Skoda est en vogue et met en avant ses derniers modèles au Salon de Francfort. Leur dernier-né, le SUV compact Karoq est la star du stand tchèque. Son nom vient de la contraction de « Ruq » (flèche) et de « Qaarac » (voiture) en langage inuit.

Il reprend les lignes de son grand frère, le Kodiaq, qui rencontre un énorme succès depuis sa sortie. Il faut dire qu’ils présentent tous deux un style très classe qui plaît énormément.

Le Karoq, comme le Kodiaq, ont repris de la plus belle des manières le look des berlines Skoda pour l’apposer au format SUV.

Un système Varioflex pour accroître la modularité

Skoda n’est plus une petite marque. Elle rencontre un succès toujours plus florissant, et c’est le cas avec le Kodiaq, récemment né, comme avec leur citadine Fabia, qui séduit grâce aux codes stylistiques de la firme.

Des lignes taillées à la serpe, pour un véritable mélange de sobriété et de classicisme. Leur fleuron Kodiaq et ses 4,70 mètres de longueur a logiquement inspiré le Karoq, qui mesure 4,38 mètres en longueur et qui se destine à un marché ultra-concurrentiel, contrairement à son grand frère qui reste dans un segment moins répandu.

Dans tous les cas, Skoda a définitivement enterré l’ère Yeti.
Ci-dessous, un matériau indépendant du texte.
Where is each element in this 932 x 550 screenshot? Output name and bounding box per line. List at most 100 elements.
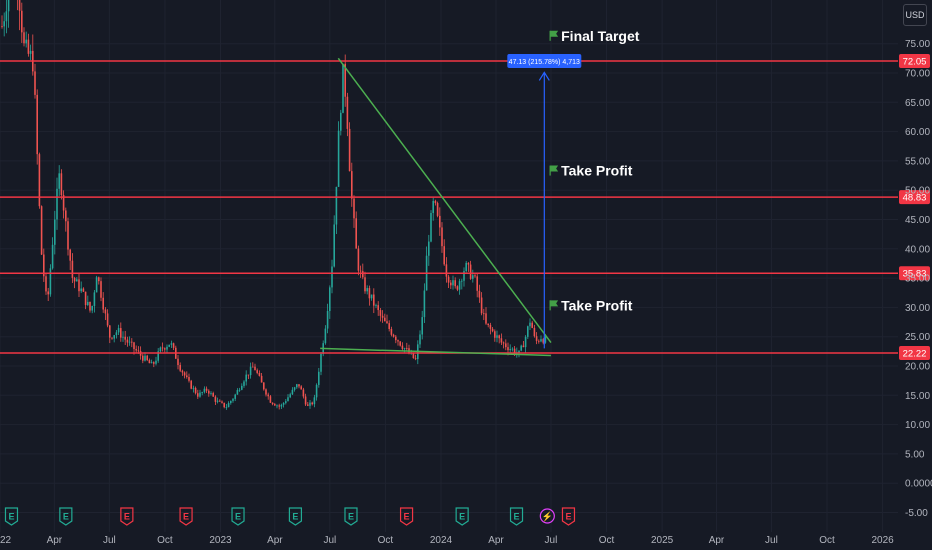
projection-arrow-head	[538, 71, 550, 81]
event-marker-label: E	[404, 512, 410, 522]
event-marker-label: ⚡	[542, 511, 553, 523]
candle-body	[168, 344, 170, 347]
price-tag	[899, 54, 930, 68]
candle-body	[219, 400, 221, 402]
y-tick-label: 55.00	[905, 156, 930, 167]
candle-body	[43, 254, 45, 277]
candle-body	[274, 404, 276, 406]
candle-body	[238, 389, 241, 391]
y-tick-label: -5.00	[905, 508, 928, 519]
annotation-label: Take Profit	[561, 297, 633, 313]
candle-body	[318, 371, 320, 385]
candle-body	[535, 336, 538, 341]
candle-body	[263, 382, 265, 390]
candle-body	[29, 50, 32, 54]
candle-body	[144, 355, 146, 361]
candle-body	[428, 241, 430, 256]
candle-body	[278, 405, 280, 407]
earnings-icon	[399, 507, 414, 526]
candle-body	[245, 374, 247, 382]
candle-body	[368, 288, 371, 299]
candle-body	[542, 339, 544, 343]
candle-body	[443, 246, 445, 265]
candle-body	[421, 317, 423, 335]
candle-body	[452, 280, 454, 286]
x-tick-label: 2023	[209, 535, 232, 546]
x-tick-label: Jul	[765, 535, 778, 546]
candle-body	[379, 310, 382, 316]
candle-body	[311, 402, 313, 405]
event-marker: E	[231, 507, 245, 526]
currency-button[interactable]: USD	[903, 4, 927, 26]
candle-body	[364, 277, 366, 292]
candle-body	[430, 212, 432, 242]
earnings-icon	[59, 507, 73, 526]
candle-body	[335, 186, 338, 225]
annotations: Final Target Take Profit Take Profit	[549, 28, 640, 313]
candle-body	[478, 290, 481, 298]
y-tick-label: 70.00	[905, 69, 930, 80]
candle-body	[296, 384, 298, 388]
event-marker: E	[399, 507, 414, 526]
candle-body	[199, 392, 201, 397]
price-tag	[899, 346, 930, 360]
candle-body	[260, 375, 263, 383]
candle-body	[166, 346, 168, 350]
event-marker: E	[561, 507, 576, 526]
candle-body	[161, 347, 164, 349]
candle-body	[21, 10, 23, 33]
candle-body	[445, 264, 448, 277]
candle-body	[298, 384, 300, 387]
earnings-icon	[455, 507, 469, 526]
candle-body	[87, 301, 89, 306]
candle-body	[179, 365, 181, 371]
candle-body	[399, 341, 401, 346]
candle-body	[155, 360, 157, 364]
candle-body	[186, 375, 188, 378]
candle-body	[3, 21, 5, 27]
x-tick-label: Apr	[47, 535, 63, 546]
candle-body	[170, 343, 173, 345]
candle-body	[45, 276, 47, 292]
candle-body	[216, 400, 219, 402]
candle-body	[214, 396, 217, 402]
candle-body	[340, 112, 342, 131]
candle-body	[256, 370, 258, 373]
candle-body	[392, 334, 395, 337]
candle-body	[333, 224, 335, 267]
event-marker-label: E	[235, 512, 241, 522]
y-axis: 75.00 70.00 65.00 60.00 55.00 50.00 45.00 40.00…	[905, 39, 932, 519]
candle-body	[62, 195, 65, 211]
candle-body	[254, 366, 256, 371]
candle-body	[49, 268, 52, 295]
candle-body	[370, 294, 373, 299]
earnings-icon	[120, 507, 134, 526]
candle-body	[236, 390, 239, 395]
y-tick-label: 5.00	[905, 449, 925, 460]
candle-body	[357, 248, 360, 271]
price-tag	[899, 266, 930, 281]
candle-body	[373, 294, 375, 306]
candle-body	[346, 96, 349, 129]
candle-body	[467, 262, 470, 265]
event-marker: ⚡	[539, 508, 555, 524]
x-axis: 2022 Apr Jul Oct 2023 Apr Jul Oct 2024 Apr Jul Oct 2…	[0, 535, 894, 546]
candle-body	[137, 350, 140, 352]
candle-body	[397, 340, 399, 342]
candle-body	[135, 349, 137, 351]
candle-body	[172, 343, 175, 348]
x-tick-label: 2022	[0, 535, 12, 546]
candle-body	[324, 328, 327, 344]
y-tick-label: 15.00	[905, 391, 930, 402]
earnings-icon	[561, 507, 576, 526]
candle-body	[388, 323, 390, 329]
event-marker: E	[344, 507, 358, 526]
price-tag-label: 22.22	[903, 349, 927, 360]
candle-body	[159, 347, 162, 352]
y-tick-label: 35.00	[905, 274, 930, 285]
candle-body	[432, 200, 434, 213]
candle-body	[329, 287, 331, 312]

Le Karoq mesure seulement 2 centimètres de plus que son jumeau le Seat Ateca dont il reprend la plateforme (MQB) et les portières, et 6 de moins que le Peugeot 3008 qui reste le maître de ce segment qui comprend énormément de modèles.

Il joue la carte de l’aménagement intérieur et de la modularité grâce à une banquette arrière qui peut, en option, être composée d’un système baptisé Varioflex qui comprend trois sièges indépendants montés sur glissière et pouvant être retirés, à la manière de ce que proposent (ou proposaient) certains monospaces.

Un design robuste, un équipement complet, et des finitions soignées

Il propose ainsi de nombreuses configurations et permet de modifier le volume de chargement, de 521 à 1 630 litres, des chiffres très corrects. Des aspects familiaux bienvenus qui font de lui le seul à proposer de telles possibilités. Aspects d’ailleurs trop souvent oubliés de nos jours.

La planche de bord intègre un combiné d’instrumentation numérique paramétrable ainsi qu’un vaste écran central de 9,2 pouces. Il peut se contrôler par gestes, sans contact, et se lier aux smartphones grâce à une compatibilité Apple Car Play et Android Auto.

Le tout est sobre, mais d’une rigueur germanique et d’une qualité qui ne souffre d’aucune critique. Des matériaux nobles (bois, alu) sont présents ainsi que des plastiques moussés. Les aides à la conduite sont également présentes, avec l’assistance au stationnement, le maintien de file et même le Front Assist qui détecte des piétons et freine automatiquement.

Comme à l’habitude chez Skoda, le traditionnel parapluie caché sous le siège passager est présent. De nombreuses motorisations essence et diesel seront disponibles. On retrouvera ainsi le 1.0 TSI 115 chevaux, le 1.5 TSI 150 ACT, et les 1.6 TDI 115, 2.0 TDI 150 et 2.0 TDI 190 4×4. Un panel diversifié. La garde au sol semble très correcte pour s’arpenter sur les chemins.

Même si le marché regorge de SUV, le Karoq était attendu pour combler le vide dû à l’absence du Yeti. C’est chose faite, et c’est réussi. Il sera commercialisé sur le marché français dès le 2 octobre prochain à partir de 22 000 euros.